Stendhal's interest in strong, unbending personalities, in whose souls there is a conflict between "red" and "black", was expressed in his works on the Italian theme. In parallel with "Red and Black", in the late 1920s, Stendhal turned to the artistic embodiment of the theme of "Italian passion". By that time he had already written the books "History of Painting in Italy", "Walks in Rome". Already here Stendhal expresses his observations of the Italian character - observations that add up to a whole system. But all this was prose of a memoir, cultural, historical and journalistic nature. In 1829 Stendhal gave the first artistic sketch of an Italian character in the remarkable short story "Vanina Vanini".

This short story is almost a unique work of its kind in terms of the dynamics of characters and plots. It is as if in each line an unusual, enormous energy of explosive force is accumulated in it. Here everything is energetic and passionate to the limit - the character of the characters, the development of events, and the construction of phrases. All of this is tending with tremendous acceleration to a denouement, and, of course, this denouement is an explosion. Two equal and passionate characters are opposed to each other here, but the passions that own them are different in their direction.

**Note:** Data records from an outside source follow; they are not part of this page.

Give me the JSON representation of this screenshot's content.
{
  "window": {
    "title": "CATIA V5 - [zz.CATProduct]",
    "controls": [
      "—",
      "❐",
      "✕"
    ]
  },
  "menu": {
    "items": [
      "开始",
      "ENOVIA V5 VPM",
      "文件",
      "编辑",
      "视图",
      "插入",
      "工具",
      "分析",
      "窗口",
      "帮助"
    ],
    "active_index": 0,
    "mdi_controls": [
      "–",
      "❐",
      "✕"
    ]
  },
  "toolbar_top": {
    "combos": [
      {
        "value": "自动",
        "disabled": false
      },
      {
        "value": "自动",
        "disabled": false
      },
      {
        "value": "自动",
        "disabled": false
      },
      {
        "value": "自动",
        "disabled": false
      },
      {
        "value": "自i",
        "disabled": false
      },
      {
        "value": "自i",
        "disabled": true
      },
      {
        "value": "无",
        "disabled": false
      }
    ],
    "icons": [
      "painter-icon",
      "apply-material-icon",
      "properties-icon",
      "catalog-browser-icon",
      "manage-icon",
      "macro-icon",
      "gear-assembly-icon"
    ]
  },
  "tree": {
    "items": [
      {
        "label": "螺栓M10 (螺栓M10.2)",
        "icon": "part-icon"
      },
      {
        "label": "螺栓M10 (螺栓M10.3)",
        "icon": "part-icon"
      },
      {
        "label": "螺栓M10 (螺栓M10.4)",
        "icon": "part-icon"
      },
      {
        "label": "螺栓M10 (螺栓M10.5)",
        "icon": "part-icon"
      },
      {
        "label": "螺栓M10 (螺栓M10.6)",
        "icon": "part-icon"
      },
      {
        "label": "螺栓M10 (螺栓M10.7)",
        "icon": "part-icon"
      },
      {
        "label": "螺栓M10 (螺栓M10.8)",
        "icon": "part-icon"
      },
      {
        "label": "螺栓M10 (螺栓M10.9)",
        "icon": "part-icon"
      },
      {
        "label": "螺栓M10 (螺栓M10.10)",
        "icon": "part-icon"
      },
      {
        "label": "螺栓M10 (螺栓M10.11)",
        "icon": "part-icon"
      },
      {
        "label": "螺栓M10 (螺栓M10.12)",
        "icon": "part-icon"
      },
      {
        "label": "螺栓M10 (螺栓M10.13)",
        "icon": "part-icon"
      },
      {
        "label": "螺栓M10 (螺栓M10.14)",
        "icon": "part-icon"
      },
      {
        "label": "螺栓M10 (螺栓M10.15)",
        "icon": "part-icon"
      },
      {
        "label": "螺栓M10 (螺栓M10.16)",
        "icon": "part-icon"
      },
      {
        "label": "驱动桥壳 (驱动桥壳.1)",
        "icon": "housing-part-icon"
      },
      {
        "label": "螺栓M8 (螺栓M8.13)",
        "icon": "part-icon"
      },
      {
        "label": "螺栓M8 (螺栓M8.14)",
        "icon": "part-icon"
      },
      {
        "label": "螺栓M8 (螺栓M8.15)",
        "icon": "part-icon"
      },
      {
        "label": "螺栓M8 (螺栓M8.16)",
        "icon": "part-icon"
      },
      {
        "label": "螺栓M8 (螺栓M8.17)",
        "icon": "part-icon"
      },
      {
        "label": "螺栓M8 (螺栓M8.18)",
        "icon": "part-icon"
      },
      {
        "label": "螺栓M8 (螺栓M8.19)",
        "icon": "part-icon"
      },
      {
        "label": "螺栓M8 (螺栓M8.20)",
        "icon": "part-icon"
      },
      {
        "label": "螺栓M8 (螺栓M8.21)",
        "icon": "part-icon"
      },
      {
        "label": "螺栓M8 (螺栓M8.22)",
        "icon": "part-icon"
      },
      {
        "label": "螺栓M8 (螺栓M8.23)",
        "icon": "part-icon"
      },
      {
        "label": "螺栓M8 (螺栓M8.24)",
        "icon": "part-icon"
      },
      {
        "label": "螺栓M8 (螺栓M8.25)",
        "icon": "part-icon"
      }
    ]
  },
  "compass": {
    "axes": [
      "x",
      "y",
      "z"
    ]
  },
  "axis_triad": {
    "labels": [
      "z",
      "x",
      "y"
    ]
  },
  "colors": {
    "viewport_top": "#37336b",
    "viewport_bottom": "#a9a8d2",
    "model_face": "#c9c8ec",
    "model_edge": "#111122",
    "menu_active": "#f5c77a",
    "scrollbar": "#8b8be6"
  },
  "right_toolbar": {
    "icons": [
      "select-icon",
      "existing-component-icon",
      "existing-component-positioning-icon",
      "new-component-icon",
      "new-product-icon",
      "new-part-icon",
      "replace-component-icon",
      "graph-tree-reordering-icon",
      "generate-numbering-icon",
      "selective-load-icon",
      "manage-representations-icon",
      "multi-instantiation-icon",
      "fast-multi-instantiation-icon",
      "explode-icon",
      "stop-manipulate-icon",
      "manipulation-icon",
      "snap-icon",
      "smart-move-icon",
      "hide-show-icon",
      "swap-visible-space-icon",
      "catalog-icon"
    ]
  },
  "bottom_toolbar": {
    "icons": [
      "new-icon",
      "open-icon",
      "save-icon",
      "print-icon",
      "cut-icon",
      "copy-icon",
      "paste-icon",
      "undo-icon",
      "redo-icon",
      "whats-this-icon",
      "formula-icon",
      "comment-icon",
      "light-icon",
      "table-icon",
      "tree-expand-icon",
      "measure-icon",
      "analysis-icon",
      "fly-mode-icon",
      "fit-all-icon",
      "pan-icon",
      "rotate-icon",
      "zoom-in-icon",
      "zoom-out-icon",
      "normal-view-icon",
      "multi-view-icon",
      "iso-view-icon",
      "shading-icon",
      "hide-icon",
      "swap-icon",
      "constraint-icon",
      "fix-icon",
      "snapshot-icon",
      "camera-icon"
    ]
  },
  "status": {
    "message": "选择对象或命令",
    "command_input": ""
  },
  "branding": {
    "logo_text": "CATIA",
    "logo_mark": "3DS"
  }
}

The commoner young man Pietro Missirilli is a man whose main passion is love for an oppressed homeland, therefore, a civic passion. He is the head of the secret society of the Carbonarii - fighters for the liberation of Italy from Austrian rule.

Girl - Vanina Vanini - aristocrat, daughter of one of the most noble patricians in Italy. The chance brought her to Pietro, and she fell in love with him. But she fell in love as uncompromisingly as Missirilli loves her homeland. These two Italian passions have clashed, and neither will yield. When Missirilli is faced with the need to choose between love for Vanina and love for the Motherland, he does not hesitate to choose the latter. When Vanina is faced with the need to choose between the dictates of love and the dictates of civic duty, she does not hesitate to choose the first. She, with full awareness of her right, hands over the Carbonari to the authorities, hoping that now Pietro will belong to her undividedly. But with the same full consciousness of his right, Pietro rejects Vanina's love when he learns of her betrayal, and chooses death. Both passions remained true to themselves and exhausted themselves to the limit. Almost an outline of a classicist tragedy - and at the same time, the problem of "duty and feeling" is not solved so unambiguously.

Undoubtedly, Stendhal's heartfelt sympathy is on Missirilli's side. But it is easy to notice that even in Vanin he admires precisely the strength and integrity of passion, regardless of its fatal and morally reprehensible consequences. Vanina, after all, also knows what she goes to when she commits a vile betrayal. In the scene of the last meeting with Pietro in prison, she tells him about all her fantastic efforts to rescue him and thus trying to convince him of the strength of her love, finally resorts to the last, the most compelling argument from her point of view: “But all this is still a little! I did more out of love for you. " And she told about her betrayal. You see, she perceives her fall as the highest sacrifice of love. And this, of course, is also logic - the logic of a reckless, albeit selfish, albeit immoral, passion.

The novel "Vanina Vanini" was written by Stendhal while he was working on "Red and Black." And both of these works - the big novel and the small novel - are united by the spirit of the revolt of the revolution. The novella, like the novel, even with a tragic outcome, does not leave a feeling of hopelessness; faith, heroic animation, also hovers above it.